Kp, kt, kd are functions of temperature primarily. What is easy to control is [M] and [I ]

to get short kinetic chain lengths, you want low [M] and high [I ]. That means you start a lot of chains (high [I ]), and they dont go far (low [M]) before they meet another growing chain and terminate.

The other way polymer chemists sometimes control the MW is through a chain transfer agent. A classic one is toluene - the benzylic hydrogens on the CH3 group are easily abstracted (this stops chain growth) but the benzyl radicals formed will react with monomer to start a new chain. So even though the chain length from initiation to termination is long, it does not make one polymer chain, but makes several because the chain is transferred.

I think either adjusting your [M] and [I ] concentrations or adding a chain transfer agent (check this out https://doi.org/10.1002/pola.10594) will work better than trying to find the perfect solvent to precipitate at the desired MW.

(mod edit to re-introduce the [I ] terms lost by bbs formatting)

HMDS · « **Reply #2 on:** July 12, 2022, 03:53:00 AM »

Quote from: hollytara on July 12, 2022, 12:05:24 AM

...

Thanks for the info and linked article! I was planning to play around more with the monomer and initiator concentrations/ratios. But a chain transfer agent does sound interesting for further controlling indeed.

When you say that

Quote

We usually assume that chain initiation, growth through propagation, and termination happen relatively quickly (under a second to a few seconds - not on a time scale of minutes) - so that under a given set of conditions, the MW of the chains is the same whether you quench after 1 minute or 10 minutes.

Does that mean that what I'm noticing after x minutes is several polymers gelating into a precipitated mass rather than individual chains growing and precipitating out because of solvophobic effects?
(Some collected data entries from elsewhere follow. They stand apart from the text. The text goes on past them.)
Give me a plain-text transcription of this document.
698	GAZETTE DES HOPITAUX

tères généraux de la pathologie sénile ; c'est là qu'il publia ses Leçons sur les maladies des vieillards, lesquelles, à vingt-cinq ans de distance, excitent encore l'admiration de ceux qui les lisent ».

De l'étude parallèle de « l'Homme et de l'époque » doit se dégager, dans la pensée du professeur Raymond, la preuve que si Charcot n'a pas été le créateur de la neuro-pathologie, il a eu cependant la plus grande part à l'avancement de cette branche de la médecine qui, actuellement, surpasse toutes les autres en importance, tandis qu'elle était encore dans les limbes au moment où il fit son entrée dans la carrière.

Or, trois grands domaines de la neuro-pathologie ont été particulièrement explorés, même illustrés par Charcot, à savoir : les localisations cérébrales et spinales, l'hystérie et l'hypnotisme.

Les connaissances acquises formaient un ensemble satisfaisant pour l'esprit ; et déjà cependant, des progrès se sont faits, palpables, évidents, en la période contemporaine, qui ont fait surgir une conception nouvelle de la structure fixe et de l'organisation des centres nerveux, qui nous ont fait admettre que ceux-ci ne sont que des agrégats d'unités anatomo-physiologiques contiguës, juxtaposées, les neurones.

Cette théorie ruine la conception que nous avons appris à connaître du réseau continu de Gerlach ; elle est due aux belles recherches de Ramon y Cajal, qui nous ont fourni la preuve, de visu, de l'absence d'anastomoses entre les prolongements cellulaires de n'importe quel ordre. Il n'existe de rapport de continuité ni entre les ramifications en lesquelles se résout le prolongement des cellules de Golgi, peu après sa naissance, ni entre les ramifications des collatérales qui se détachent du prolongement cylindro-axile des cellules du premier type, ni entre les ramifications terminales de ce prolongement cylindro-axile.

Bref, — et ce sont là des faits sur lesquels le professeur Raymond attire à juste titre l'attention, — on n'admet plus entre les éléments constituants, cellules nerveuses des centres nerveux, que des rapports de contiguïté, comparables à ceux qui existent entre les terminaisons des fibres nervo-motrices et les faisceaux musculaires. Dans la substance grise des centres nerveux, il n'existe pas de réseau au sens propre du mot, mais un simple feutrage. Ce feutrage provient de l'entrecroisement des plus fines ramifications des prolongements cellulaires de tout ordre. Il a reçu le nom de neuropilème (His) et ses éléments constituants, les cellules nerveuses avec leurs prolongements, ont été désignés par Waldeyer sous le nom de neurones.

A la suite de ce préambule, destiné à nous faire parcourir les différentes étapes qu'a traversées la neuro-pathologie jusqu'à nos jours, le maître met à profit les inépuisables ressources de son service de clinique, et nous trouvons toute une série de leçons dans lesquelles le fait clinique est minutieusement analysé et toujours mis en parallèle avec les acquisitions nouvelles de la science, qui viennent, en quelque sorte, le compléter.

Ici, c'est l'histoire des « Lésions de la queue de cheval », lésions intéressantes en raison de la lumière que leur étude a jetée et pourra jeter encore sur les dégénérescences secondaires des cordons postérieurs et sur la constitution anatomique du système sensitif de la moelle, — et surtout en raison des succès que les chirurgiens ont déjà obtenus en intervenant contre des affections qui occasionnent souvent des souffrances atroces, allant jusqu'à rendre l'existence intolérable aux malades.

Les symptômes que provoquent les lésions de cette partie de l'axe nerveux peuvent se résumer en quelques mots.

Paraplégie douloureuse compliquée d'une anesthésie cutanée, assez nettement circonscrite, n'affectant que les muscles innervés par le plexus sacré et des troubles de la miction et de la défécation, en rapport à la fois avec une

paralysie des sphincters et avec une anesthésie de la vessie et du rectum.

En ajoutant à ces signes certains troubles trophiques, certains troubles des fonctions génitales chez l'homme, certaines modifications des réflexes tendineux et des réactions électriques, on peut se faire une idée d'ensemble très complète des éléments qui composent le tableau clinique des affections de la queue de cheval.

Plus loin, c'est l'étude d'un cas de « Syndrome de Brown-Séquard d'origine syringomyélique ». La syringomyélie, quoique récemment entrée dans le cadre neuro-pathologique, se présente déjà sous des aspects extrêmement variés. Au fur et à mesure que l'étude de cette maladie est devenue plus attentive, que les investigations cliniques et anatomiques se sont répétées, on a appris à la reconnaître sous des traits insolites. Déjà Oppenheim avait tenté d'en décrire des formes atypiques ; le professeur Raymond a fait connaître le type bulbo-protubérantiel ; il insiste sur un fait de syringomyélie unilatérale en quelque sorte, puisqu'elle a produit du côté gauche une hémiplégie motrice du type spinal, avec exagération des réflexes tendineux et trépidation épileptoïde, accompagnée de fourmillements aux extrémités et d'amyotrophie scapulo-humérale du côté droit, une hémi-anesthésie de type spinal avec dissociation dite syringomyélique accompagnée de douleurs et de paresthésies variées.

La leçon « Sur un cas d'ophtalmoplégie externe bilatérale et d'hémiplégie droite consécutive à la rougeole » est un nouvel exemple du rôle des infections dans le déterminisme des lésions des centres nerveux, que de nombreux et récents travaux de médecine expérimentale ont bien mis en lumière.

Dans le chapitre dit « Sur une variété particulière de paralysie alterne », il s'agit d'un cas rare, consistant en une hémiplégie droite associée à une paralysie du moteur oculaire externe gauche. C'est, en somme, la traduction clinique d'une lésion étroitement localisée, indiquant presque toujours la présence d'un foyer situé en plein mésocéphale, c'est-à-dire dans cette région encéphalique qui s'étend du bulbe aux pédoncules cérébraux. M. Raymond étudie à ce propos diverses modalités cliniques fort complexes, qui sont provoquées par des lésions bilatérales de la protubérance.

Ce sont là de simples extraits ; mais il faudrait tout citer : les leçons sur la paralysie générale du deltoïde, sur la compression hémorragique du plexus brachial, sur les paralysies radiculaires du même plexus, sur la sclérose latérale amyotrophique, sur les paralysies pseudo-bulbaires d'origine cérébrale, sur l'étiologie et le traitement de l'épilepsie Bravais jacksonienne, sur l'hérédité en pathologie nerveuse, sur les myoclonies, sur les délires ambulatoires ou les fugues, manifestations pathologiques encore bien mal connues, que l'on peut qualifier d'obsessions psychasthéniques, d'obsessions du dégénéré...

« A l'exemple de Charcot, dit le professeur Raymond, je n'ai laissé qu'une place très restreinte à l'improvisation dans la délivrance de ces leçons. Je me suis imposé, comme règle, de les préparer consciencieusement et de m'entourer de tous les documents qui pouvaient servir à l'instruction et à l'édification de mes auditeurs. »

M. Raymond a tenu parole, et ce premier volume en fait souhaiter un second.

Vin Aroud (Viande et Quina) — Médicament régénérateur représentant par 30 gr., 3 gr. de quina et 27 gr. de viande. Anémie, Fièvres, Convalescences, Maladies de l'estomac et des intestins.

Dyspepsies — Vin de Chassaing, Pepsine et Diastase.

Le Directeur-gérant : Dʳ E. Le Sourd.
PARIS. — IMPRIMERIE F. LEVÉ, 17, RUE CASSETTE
wildfyr · « **Reply #3 on:** July 12, 2022, 09:01:49 PM »

Dangit holly, you beat me to it with chain transfer agents.

hollytara · « **Reply #4 on:** July 25, 2022, 01:09:00 PM »

Been away for a while - yes, the polymer is likely less soluble than the monomers and may precipitate once it reaches the solubility limit. Polymer solubility is always driven entirely by enthalpy (entropy of mixing is effectively 0), while small molecules also have entropy to drive dissolution. So you are probably seeing polymer ppt once it reaches the limit.